UnitedHealth Group Inc. executives say the company is facing Medicare funding pressure, problems with increasing Medicare plan quality ratings and the effects of health system change on commercial customer psychology.
The executives talked about the market headwinds today during a call with securities analysts.
UnitedHealth (NYSE:UNH) organized the call to discuss third-quarter earnings. The company is reporting $1.6 billion in net income for the quarter on $4.3 billion in revenue. Net income was down 0.4 percent, and revenue was down 0.8 percent.
The company ended the quarter providing or administering health coverage for 45 million people, up 24 percent from the number it was covering a year earlier.
One challenge is that the government is trying to shift some funding for Medicare Advantage plans to plans that earn ratings of four stars or higher on a five-star scale. UnitedHealth has been increasing plan quality ratings, but not as quickly as it would like, and some of the increases will not help the company collect star-linked bonus payments until 2015, executives said.
In the commercial market, executives said that many employers that have had fully insured coverage are moving to self-funding, and that many buyers of group and individual health insurance are moving to high-deductible, account-based health plans. Account-based plans typically have lower premiums than conventional plans.
About 20 percent of the consumers with UnitedHealth individual or group commercial insurance now have account-based coverage, the company said.
In the commercial individual and small-group markets, the company is trying to stick with a disciplined, consistent approach to pricing, even if that means giving up some market share in the short-term, executives said.

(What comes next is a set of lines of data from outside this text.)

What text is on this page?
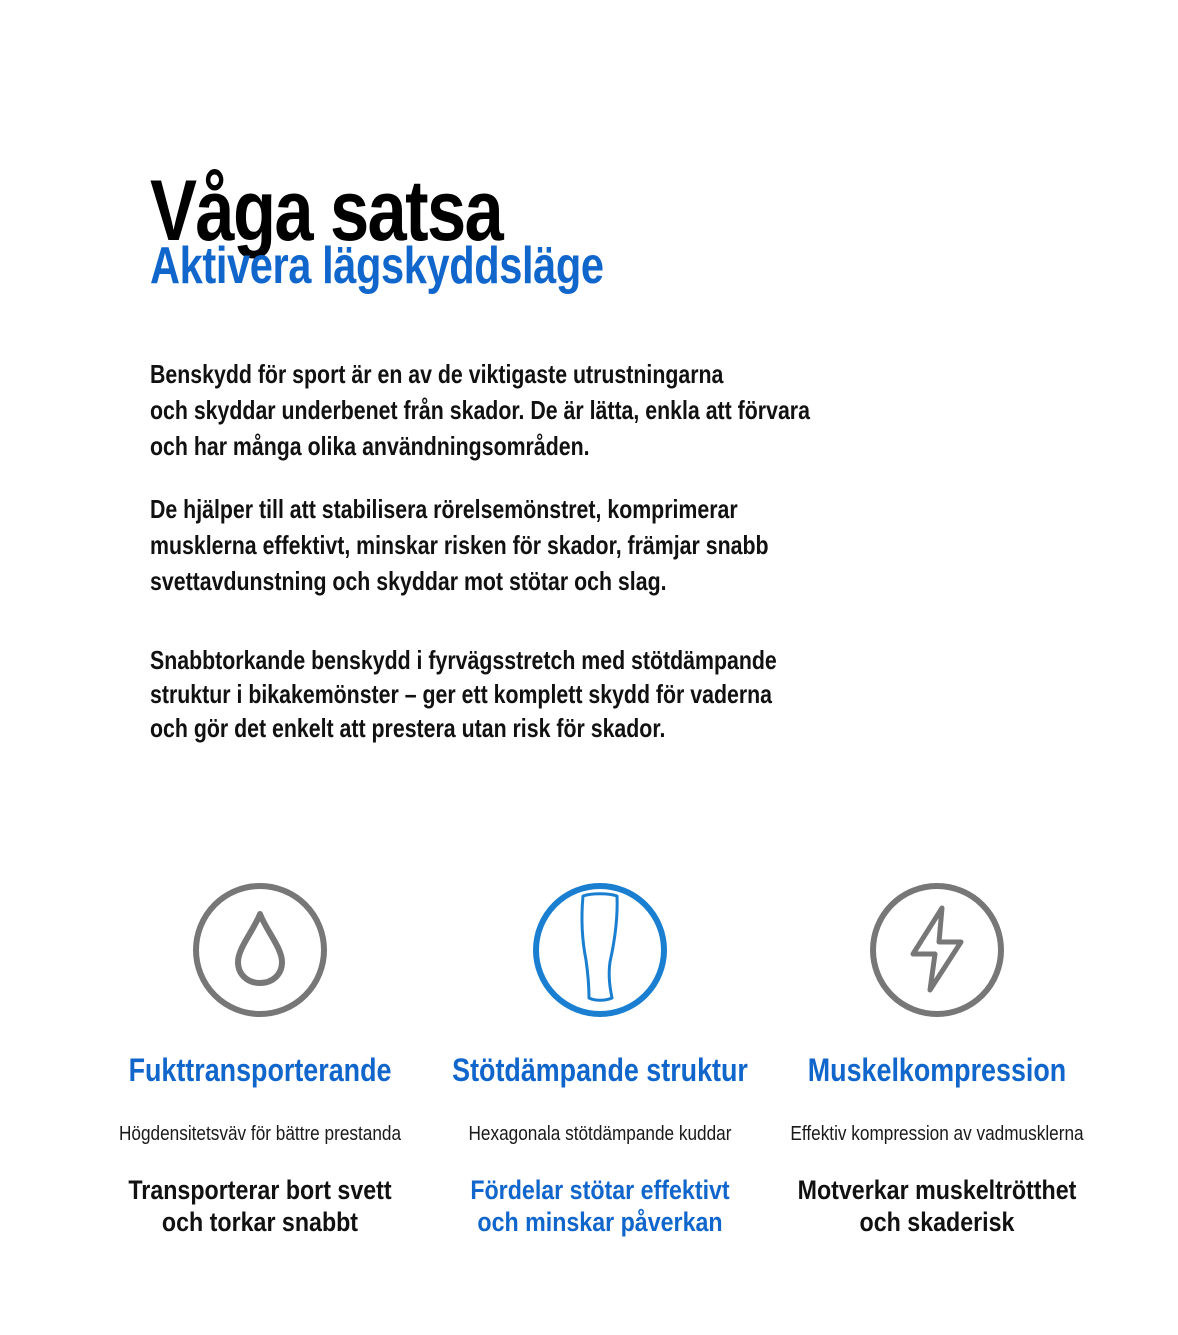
Våga satsa
Aktivera lägskyddsläge
Benskydd för sport är en av de viktigaste utrustningarna
och skyddar underbenet från skador. De är lätta, enkla att förvara
och har många olika användningsområden.
De hjälper till att stabilisera rörelsemönstret, komprimerar
musklerna effektivt, minskar risken för skador, främjar snabb
svettavdunstning och skyddar mot stötar och slag.
Snabbtorkande benskydd i fyrvägsstretch med stötdämpande
struktur i bikakemönster – ger ett komplett skydd för vaderna
och gör det enkelt att prestera utan risk för skador.
Fukttransporterande
Högdensitetsväv för bättre prestanda
Transporterar bort svett
och torkar snabbt
Stötdämpande struktur
Hexagonala stötdämpande kuddar
Fördelar stötar effektivt
och minskar påverkan
Muskelkompression
Effektiv kompression av vadmusklerna
Motverkar muskeltrötthet
och skaderisk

Gail Boudreaux, head of the company’s UnitedHealthcare unit, said the company is seeing “selective disruptions” in local commercial markets in terms of enrollment and pricing.
Jeff Alter, head of the company’s employer and individual business, said that the pipeline for new business at big, national employers and and additional business at existing national accounts is the smallest the company has seen in years.

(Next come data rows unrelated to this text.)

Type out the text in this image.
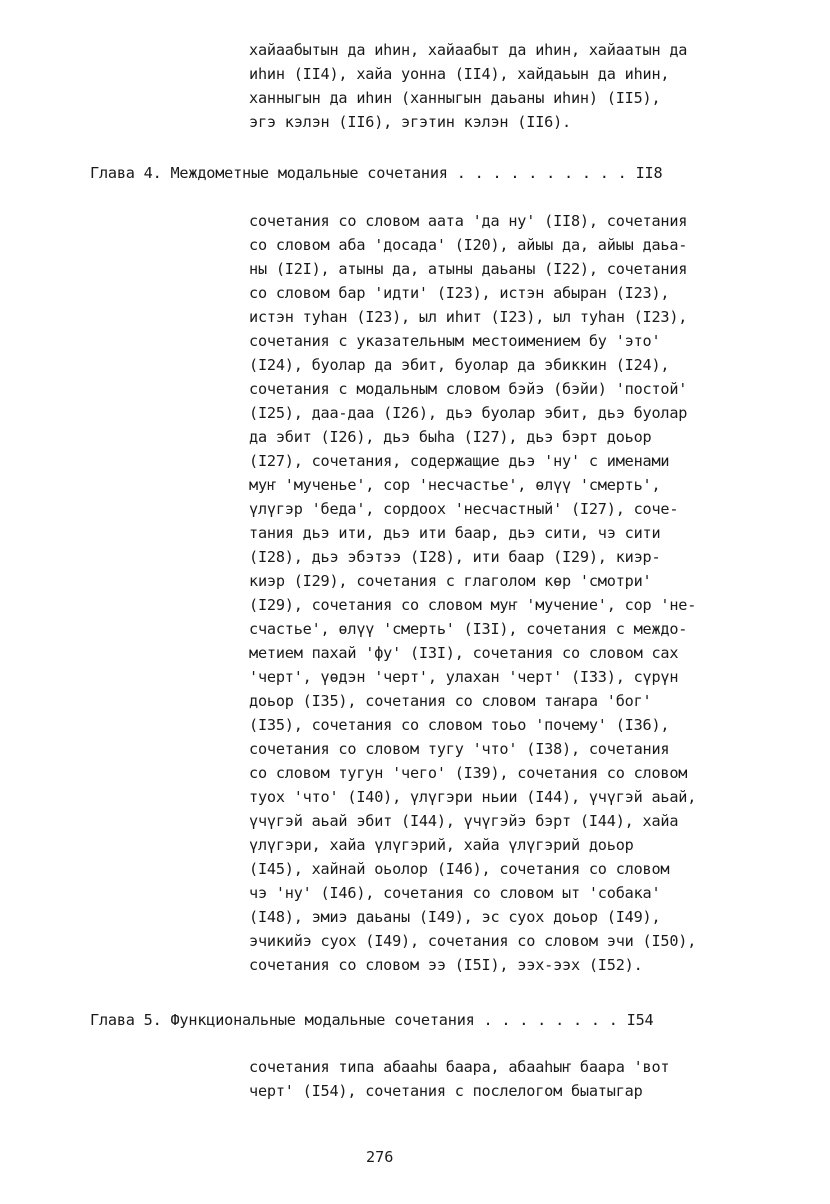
хайаабытын да иhин, хайаабыт да иhин, хайаатын да
иhин (II4), хайа уонна (II4), хайдаьын да иhин,
ханныгын да иhин (ханныгын даьаны иhин) (II5),
эгэ кэлэн (II6), эгэтин кэлэн (II6).
Глава 4. Междометные модальные сочетания . . . . . . . . . . II8
сочетания со словом аата 'да ну' (II8), сочетания
со словом аба 'досада' (I20), айыы да, айыы даьа-
ны (I2I), атыны да, атыны даьаны (I22), сочетания
со словом бар 'идти' (I23), истэн абыран (I23),
истэн туhан (I23), ыл иhит (I23), ыл туhан (I23),
сочетания с указательным местоимением бу 'это'
(I24), буолар да эбит, буолар да эбиккин (I24),
сочетания с модальным словом бэйэ (бэйи) 'постой'
(I25), даа-даа (I26), дьэ буолар эбит, дьэ буолар
да эбит (I26), дьэ быhа (I27), дьэ бэрт доьор
(I27), сочетания, содержащие дьэ 'ну' с именами
муҥ 'мученье', сор 'несчастье', өлүү 'смерть',
үлүгэр 'беда', сордоох 'несчастный' (I27), соче-
тания дьэ ити, дьэ ити баар, дьэ сити, чэ сити
(I28), дьэ эбэтээ (I28), ити баар (I29), киэр-
киэр (I29), сочетания с глаголом көр 'смотри'
(I29), сочетания со словом муҥ 'мучение', сор 'не-
счастье', өлүү 'смерть' (I3I), сочетания с междо-
метием пахай 'фу' (I3I), сочетания со словом сах
'черт', үөдэн 'черт', улахан 'черт' (I33), сүрүн
доьор (I35), сочетания со словом таҥара 'бог'
(I35), сочетания со словом тоьо 'почему' (I36),
сочетания со словом тугу 'что' (I38), сочетания
со словом тугун 'чего' (I39), сочетания со словом
туох 'что' (I40), үлүгэри ньии (I44), үчүгэй аьай,
үчүгэй аьай эбит (I44), үчүгэйэ бэрт (I44), хайа
үлүгэри, хайа үлүгэрий, хайа үлүгэрий доьор
(I45), хайнай оьолор (I46), сочетания со словом
чэ 'ну' (I46), сочетания со словом ыт 'собака'
(I48), эмиэ даьаны (I49), эс суох доьор (I49),
эчикийэ суох (I49), сочетания со словом эчи (I50),
сочетания со словом ээ (I5I), ээх-ээх (I52).
Глава 5. Функциональные модальные сочетания . . . . . . . . I54
сочетания типа абааhы баара, абааhыҥ баара 'вот
черт' (I54), сочетания с послелогом быатыгар
276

Because of all of the uncertainty about the Patient Protection and Affordable Care Act (PPACA), “many of our national account clients satstill,” Alter said.
PPACA is set to make many changes in the rules for non-exchange coverage in 2014. One is a requirement that carriers sell coverage on a guaranteed-issue, mostly community-rated basis.
“That’s something we’re well prepared for,” Boudreaux said.
Many states UnitedHealthcare is in already impose similar requirements, Boudreaux said.